Las Vegas Review Journal: No coverage on home page, but you can read about a stock car race being delayed by twenty minutes due to weather.

Indianapolis Star: "Weather Fails to Dampen Spirits at Rally" linked from home page. The lede, "Hearty Hoosiers, about 450 of them, braved snow, sleet and horizontal hail Saturday to join in spirit with millions of people around the world protesting an impending war with Iraq," is the only mention of protests outside Indianapolis.

Oklahoma City Daily Oklahoman links to an AP story, "Iraq Hails Rallies; U.S. Works in Turkey." Lede: "Iraq on Sunday took heart from the global outpouring of opposition to the U.S. threat of attack, saying anti-war demonstrations in dozens of countries signaled an Iraqi victory and "the defeat and isolation of America." No other coverage.

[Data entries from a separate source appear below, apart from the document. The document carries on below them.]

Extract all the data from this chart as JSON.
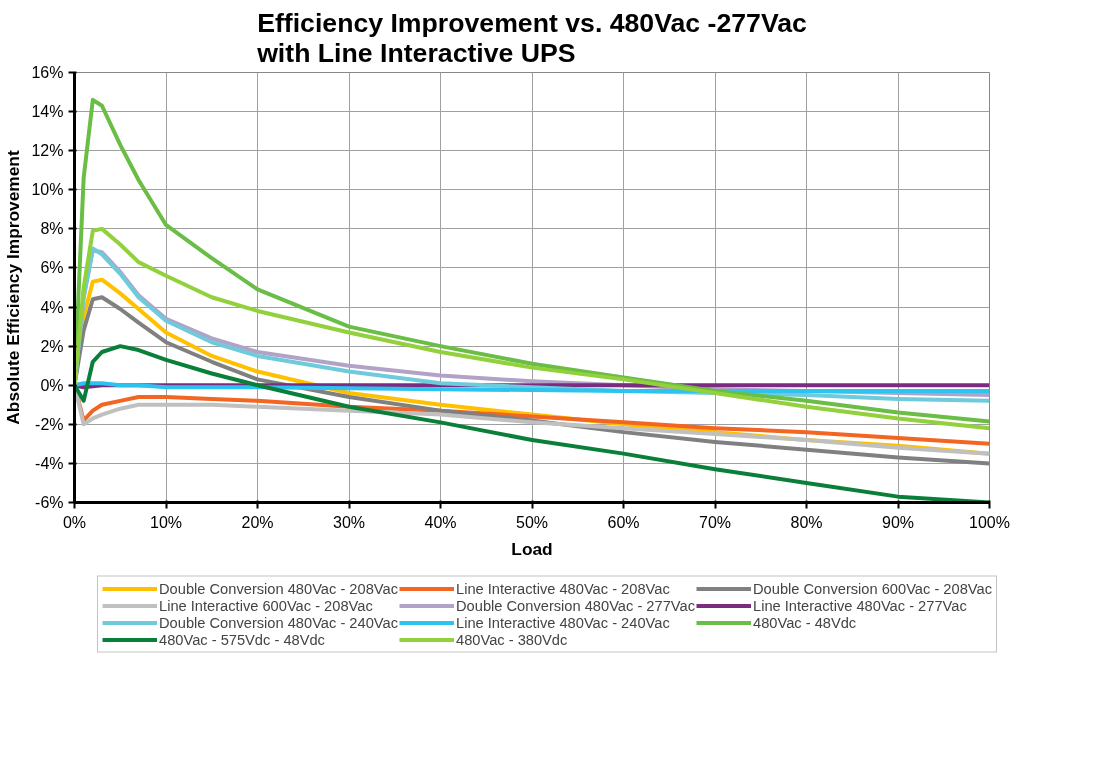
{
  "chart_data": {
    "type": "line",
    "title": "Efficiency Improvement vs. 480Vac -277Vac\nwith Line Interactive UPS",
    "xlabel": "Load",
    "ylabel": "Absolute Efficiency Improvement",
    "x": [
      0,
      1,
      2,
      3,
      5,
      7,
      10,
      15,
      20,
      30,
      40,
      50,
      60,
      70,
      80,
      90,
      100
    ],
    "series": [
      {
        "name": "Double Conversion 480Vac - 208Vac",
        "color": "#ffc000",
        "values": [
          0,
          3.5,
          5.3,
          5.4,
          4.7,
          3.9,
          2.7,
          1.5,
          0.7,
          -0.4,
          -1.0,
          -1.5,
          -2.0,
          -2.4,
          -2.8,
          -3.1,
          -3.5
        ]
      },
      {
        "name": "Line Interactive 480Vac - 208Vac",
        "color": "#f26522",
        "values": [
          0,
          -1.8,
          -1.3,
          -1.0,
          -0.8,
          -0.6,
          -0.6,
          -0.7,
          -0.8,
          -1.1,
          -1.3,
          -1.6,
          -1.9,
          -2.2,
          -2.4,
          -2.7,
          -3.0
        ]
      },
      {
        "name": "Double Conversion 600Vac - 208Vac",
        "color": "#808080",
        "values": [
          0,
          2.8,
          4.4,
          4.5,
          3.9,
          3.2,
          2.2,
          1.2,
          0.3,
          -0.6,
          -1.3,
          -1.8,
          -2.4,
          -2.9,
          -3.3,
          -3.7,
          -4.0
        ]
      },
      {
        "name": "Line Interactive 600Vac - 208Vac",
        "color": "#c0c0c0",
        "values": [
          0,
          -2.0,
          -1.7,
          -1.5,
          -1.2,
          -1.0,
          -1.0,
          -1.0,
          -1.1,
          -1.3,
          -1.5,
          -1.9,
          -2.2,
          -2.5,
          -2.8,
          -3.2,
          -3.5
        ]
      },
      {
        "name": "Double Conversion 480Vac - 277Vac",
        "color": "#b3a2c7",
        "values": [
          0,
          4.5,
          6.9,
          6.8,
          5.8,
          4.6,
          3.4,
          2.4,
          1.7,
          1.0,
          0.5,
          0.2,
          0.0,
          -0.2,
          -0.3,
          -0.4,
          -0.5
        ]
      },
      {
        "name": "Line Interactive 480Vac - 277Vac",
        "color": "#7b2c80",
        "values": [
          0,
          -0.1,
          -0.05,
          0,
          0,
          0,
          0,
          0,
          0,
          0,
          0,
          0,
          0,
          0,
          0,
          0,
          0
        ]
      },
      {
        "name": "Double Conversion 480Vac - 240Vac",
        "color": "#6dcbdc",
        "values": [
          0,
          4.5,
          7.0,
          6.7,
          5.7,
          4.5,
          3.3,
          2.2,
          1.5,
          0.7,
          0.1,
          -0.1,
          -0.3,
          -0.4,
          -0.5,
          -0.7,
          -0.8
        ]
      },
      {
        "name": "Line Interactive 480Vac - 240Vac",
        "color": "#2dc3f0",
        "values": [
          0,
          0.1,
          0.1,
          0.1,
          0.0,
          0.0,
          -0.1,
          -0.1,
          -0.1,
          -0.15,
          -0.2,
          -0.25,
          -0.3,
          -0.3,
          -0.3,
          -0.3,
          -0.3
        ]
      },
      {
        "name": "480Vac - 48Vdc",
        "color": "#6abd45",
        "values": [
          0,
          10.6,
          14.6,
          14.3,
          12.3,
          10.5,
          8.2,
          6.5,
          4.9,
          3.0,
          2.0,
          1.1,
          0.4,
          -0.3,
          -0.8,
          -1.4,
          -1.85
        ]
      },
      {
        "name": "480Vac - 575Vdc - 48Vdc",
        "color": "#0a7f3a",
        "values": [
          0,
          -0.8,
          1.2,
          1.7,
          2.0,
          1.8,
          1.3,
          0.6,
          0.0,
          -1.1,
          -1.9,
          -2.8,
          -3.5,
          -4.3,
          -5.0,
          -5.7,
          -6.0
        ]
      },
      {
        "name": "480Vac - 380Vdc",
        "color": "#92d03c",
        "values": [
          0,
          5.0,
          7.9,
          8.0,
          7.2,
          6.3,
          5.6,
          4.5,
          3.8,
          2.7,
          1.7,
          0.9,
          0.3,
          -0.4,
          -1.1,
          -1.7,
          -2.2
        ]
      }
    ],
    "xlim": [
      0,
      100
    ],
    "ylim": [
      -6,
      16
    ],
    "xticks": [
      {
        "value": 0,
        "label": "0%"
      },
      {
        "value": 10,
        "label": "10%"
      },
      {
        "value": 20,
        "label": "20%"
      },
      {
        "value": 30,
        "label": "30%"
      },
      {
        "value": 40,
        "label": "40%"
      },
      {
        "value": 50,
        "label": "50%"
      },
      {
        "value": 60,
        "label": "60%"
      },
      {
        "value": 70,
        "label": "70%"
      },
      {
        "value": 80,
        "label": "80%"
      },
      {
        "value": 90,
        "label": "90%"
      },
      {
        "value": 100,
        "label": "100%"
      }
    ],
    "yticks": [
      {
        "value": -6,
        "label": "-6%"
      },
      {
        "value": -4,
        "label": "-4%"
      },
      {
        "value": -2,
        "label": "-2%"
      },
      {
        "value": 0,
        "label": "0%"
      },
      {
        "value": 2,
        "label": "2%"
      },
      {
        "value": 4,
        "label": "4%"
      },
      {
        "value": 6,
        "label": "6%"
      },
      {
        "value": 8,
        "label": "8%"
      },
      {
        "value": 10,
        "label": "10%"
      },
      {
        "value": 12,
        "label": "12%"
      },
      {
        "value": 14,
        "label": "14%"
      },
      {
        "value": 16,
        "label": "16%"
      }
    ],
    "grid": true,
    "legend": "bottom",
    "marker": "none",
    "line_style": "solid"
  }
}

Manchester Union Leader: An A.P. story, "Anti-war protesters gather near United Nations in NYC," is linked near top of home page. The story also summarizes protests elsewhere.

New York Post: "When Doves Cry: Dozens Busted in Anti-War Protests" linked at top of home page. Despite the headline, the article is actually a fairly balanced account of the New York protest. Beyond its mention that "It was one of many rallies around the world yesterday. More than a million people came out in Rome and London to protest the impending war in Iraq," no coverage of demonstrations elsewhere is offered.

Washington Times: Link to "Protests for Peace" near top of home page. The long article has a brief summary of demonstrations in the United States, but no mention of protests elsewhere apart from a single sentence noting that "Anti-war protests yesterday occurred in 300 cities worldwide, including 78 cities in Europe." Longer coverage of how protests were organized, and about the participation of "anti-war conservatives."

Orange County Register: Home page links to AP story, "Europe's Cities Send a Message," summarizing European protests (and featuring high-end participation figures for the most part). A "Related Stories" link from this article points to "O.C.'s biggest anti-war protest draws 2,000," which also covers other U.S. protests briefly -- and with much attention to counterprotests ("about 1,000 in Manhattan and a handful in Orange," as well as "some 200 war supporters" in Wausau, Wisconsin). Antiwar attendance estimates for New York appear later in the article, not at all for Wausau.